Unlike @horse_ebooks, @pony_strategies will not abruptly stop publishing fun stuff, or turn out to be a cheesy tie-in trying to get you interested in some other project. It is a cheesy tie-in to some other project (Constellation Games), but you go into the relationship knowing this fact, and the connection is very subtle.

When explaining this project to people as I worked on it, I was astounded that many of them didn't know what @horse_ebooks was. But that just proves I inhabit a bubble in which fakey software has outsized significance. So a brief introduction:

@horse_ebooks was a spambot created by a Russian named Alexei Kouznetsov. It posted Twitter ads for crappy ebooks, some of which (but not all, or even most) were about horses. Its major innovative feature was its text generation algorithm for the things it would say between ads.
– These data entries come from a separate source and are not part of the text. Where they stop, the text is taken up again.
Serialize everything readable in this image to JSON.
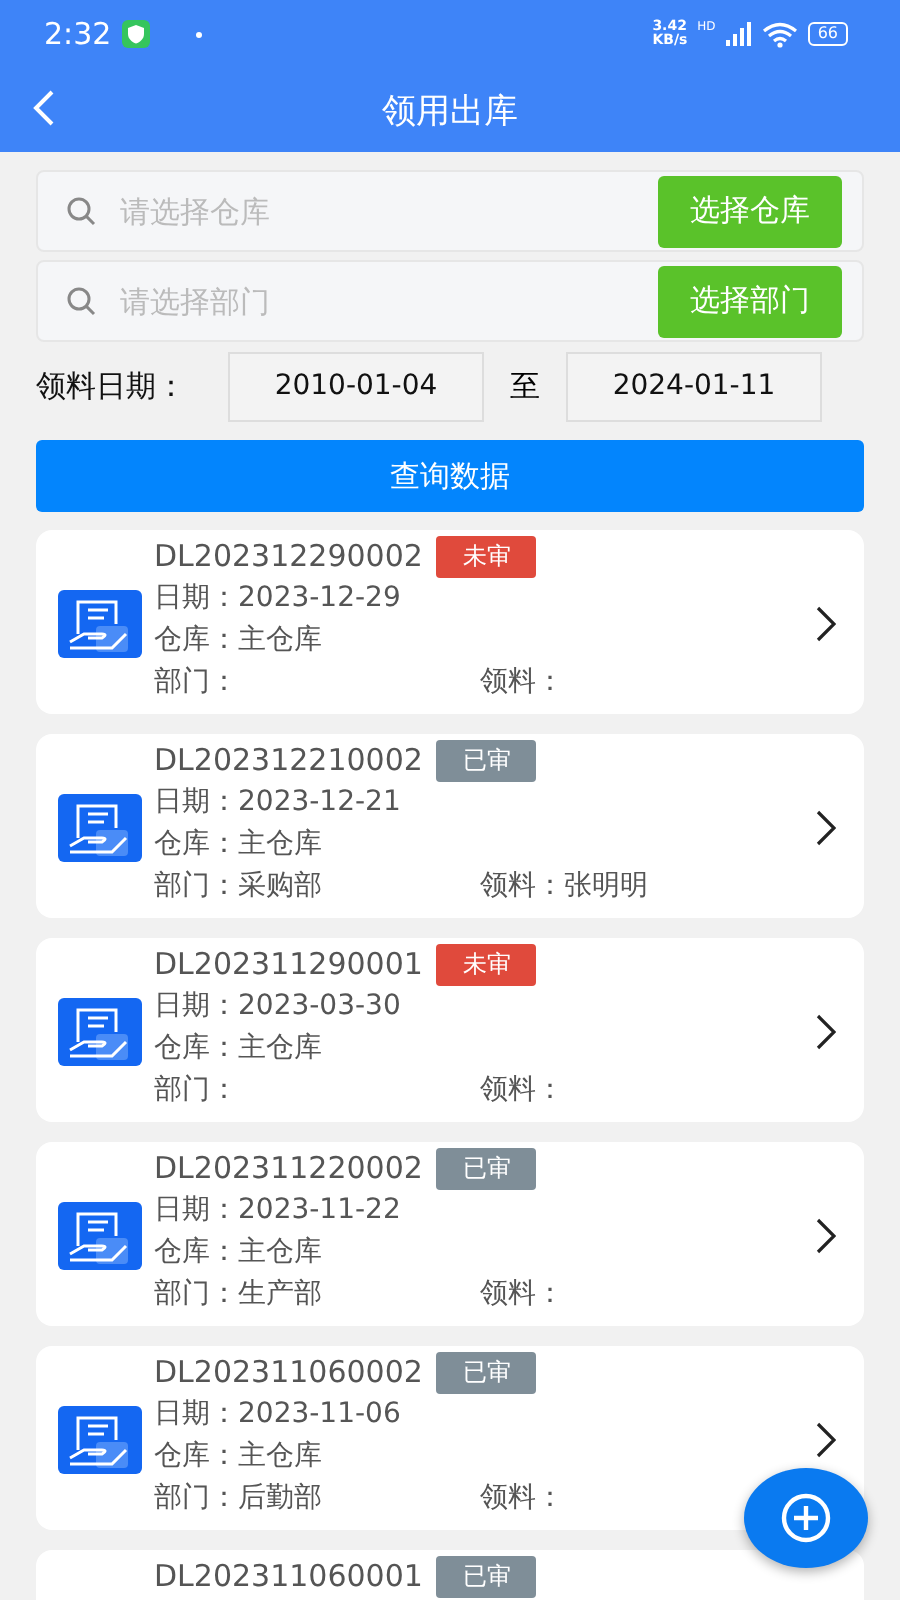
{
  "status_bar": {
    "time": "2:32",
    "net_speed": "3.42\nKB/s",
    "network": "HD",
    "battery": "66"
  },
  "header": {
    "title": "领用出库"
  },
  "filters": [
    {
      "placeholder": "请选择仓库",
      "button": "选择仓库"
    },
    {
      "placeholder": "请选择部门",
      "button": "选择部门"
    }
  ],
  "date_range": {
    "label": "领料日期：",
    "from": "2010-01-04",
    "separator": "至",
    "to": "2024-01-11"
  },
  "query_button": "查询数据",
  "records": [
    {
      "number": "DL202312290002",
      "status": "未审",
      "approved": false,
      "date": "日期：2023-12-29",
      "warehouse": "仓库：主仓库",
      "department": "部门：",
      "receiver": "领料："
    },
    {
      "number": "DL202312210002",
      "status": "已审",
      "approved": true,
      "date": "日期：2023-12-21",
      "warehouse": "仓库：主仓库",
      "department": "部门：采购部",
      "receiver": "领料：张明明"
    },
    {
      "number": "DL202311290001",
      "status": "未审",
      "approved": false,
      "date": "日期：2023-03-30",
      "warehouse": "仓库：主仓库",
      "department": "部门：",
      "receiver": "领料："
    },
    {
      "number": "DL202311220002",
      "status": "已审",
      "approved": true,
      "date": "日期：2023-11-22",
      "warehouse": "仓库：主仓库",
      "department": "部门：生产部",
      "receiver": "领料："
    },
    {
      "number": "DL202311060002",
      "status": "已审",
      "approved": true,
      "date": "日期：2023-11-06",
      "warehouse": "仓库：主仓库",
      "department": "部门：后勤部",
      "receiver": "领料："
    },
    {
      "number": "DL202311060001",
      "status": "已审",
      "approved": true
    }
  ]
}
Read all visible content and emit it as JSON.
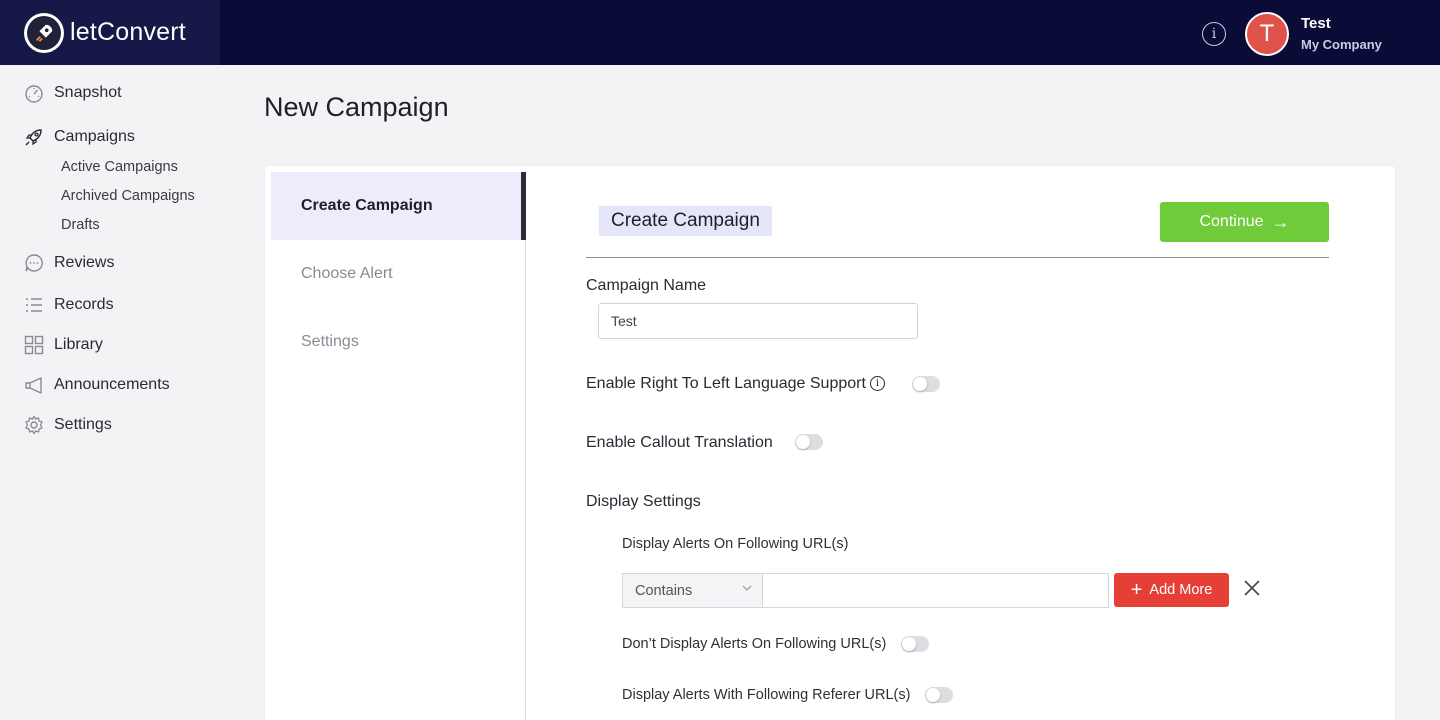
{
  "app": {
    "logo_text_light": "let",
    "logo_text_bold": "Convert"
  },
  "header": {
    "user_initial": "T",
    "user_name": "Test",
    "company": "My Company"
  },
  "sidebar": {
    "items": [
      {
        "label": "Snapshot",
        "icon": "gauge-icon"
      },
      {
        "label": "Campaigns",
        "icon": "rocket-icon"
      },
      {
        "label": "Reviews",
        "icon": "chat-bubble-icon"
      },
      {
        "label": "Records",
        "icon": "list-icon"
      },
      {
        "label": "Library",
        "icon": "grid-icon"
      },
      {
        "label": "Announcements",
        "icon": "megaphone-icon"
      },
      {
        "label": "Settings",
        "icon": "gear-icon"
      }
    ],
    "campaign_subitems": [
      "Active Campaigns",
      "Archived Campaigns",
      "Drafts"
    ]
  },
  "page": {
    "title": "New Campaign"
  },
  "steps": [
    "Create Campaign",
    "Choose Alert",
    "Settings"
  ],
  "form": {
    "section_title": "Create Campaign",
    "continue_label": "Continue",
    "campaign_name_label": "Campaign Name",
    "campaign_name_value": "Test",
    "rtl_label": "Enable Right To Left Language Support",
    "rtl_enabled": false,
    "callout_label": "Enable Callout Translation",
    "callout_enabled": false,
    "display_settings_label": "Display Settings",
    "display_on_urls_label": "Display Alerts On Following URL(s)",
    "match_type": "Contains",
    "url_value": "",
    "add_more_label": "Add More",
    "dont_display_label": "Don’t Display Alerts On Following URL(s)",
    "dont_display_enabled": false,
    "referer_label": "Display Alerts With Following Referer URL(s)",
    "referer_enabled": false
  },
  "colors": {
    "topbar": "#0a0b37",
    "continue": "#6fcb3a",
    "add_more": "#e53f36",
    "avatar": "#e0524a"
  }
}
Are you ready? The amazing algorithm was this: @horse_ebooks ripped strings more or less randomly from the crappy ebooks it was selling and presented them with absolutely no context.

Trust me, this is groundbreaking. I'm sure this technique had been tried before, but @horse_ebooks was the first to make it popular. And it's great! Truncating a sentence in the right place generates some pretty funny stuff. Here are four consecutive @horse_ebooks tweets:

There was a tribute comic and everything.

I say @horse_ebooks "was" a spambot because in 2011 the Twitter account was acquired by two Americans, Jacob Bakkila and Thomas Bender, who took it over and started running it not to sell crappy ebooks, but to promote their Alternate Reality Game. This fact was revealed back in September 2013, and once the men behind the mask were revealed, @horse_ebooks stopped posting.

The whole conceit of @horse_ebooks was that there was no active creative process, just a dumb algorithm. But in reality Bakkila was "impersonating" the original algorithm—most likely curating its output so that you only saw the good stuff. No one likes to be played for a sucker, and when the true purpose of @horse_ebooks was revealed, folks felt betrayed.

As it happens, the question of whether it's artistically valid to curate the output of an algorithm is a major bone of contention in the ongoing Vorticism/Futurism-esque feud between Allison Parrish and myself. She is dead set against it; I think it makes sense if you are using an algorithm as the input into another creative process, or if your sole object is to entertain. We both agree that it's a little sketchy if you have 200,000 fans whose fandom is predicated on the belief that they're reading the raw output of an algorithm. On the other hand, if you follow an ebook spammer on Twitter, you get up with fleas. I think that's how the saying goes.

In any event, the fan comics ceased when @horse_ebooks did. There was a lot of chin-stroking and art-denial and in general the reaction was strongly negative. But that's not the end of the story.

You see, the death of @horse_ebooks led to an outpouring of imitation *_ebooks bots on various topics. (This had been happening before, actually.) As these bots were announced, I swore silent vengeance on each and every one of them. Why? Because those bots didn't use the awesome @horse_ebooks algorithm! Most of them used Markov chains, that most hated technique, to generate their text. It was as if the @horse_ebooks algorithm itself had been discredited by the revelation that two guys from New York were manually curating its output. (Confused reports that those guys had "written" the @horse_ebooks tweets didn't help matters--they implied that there was no algorithm at all and that the text was original.)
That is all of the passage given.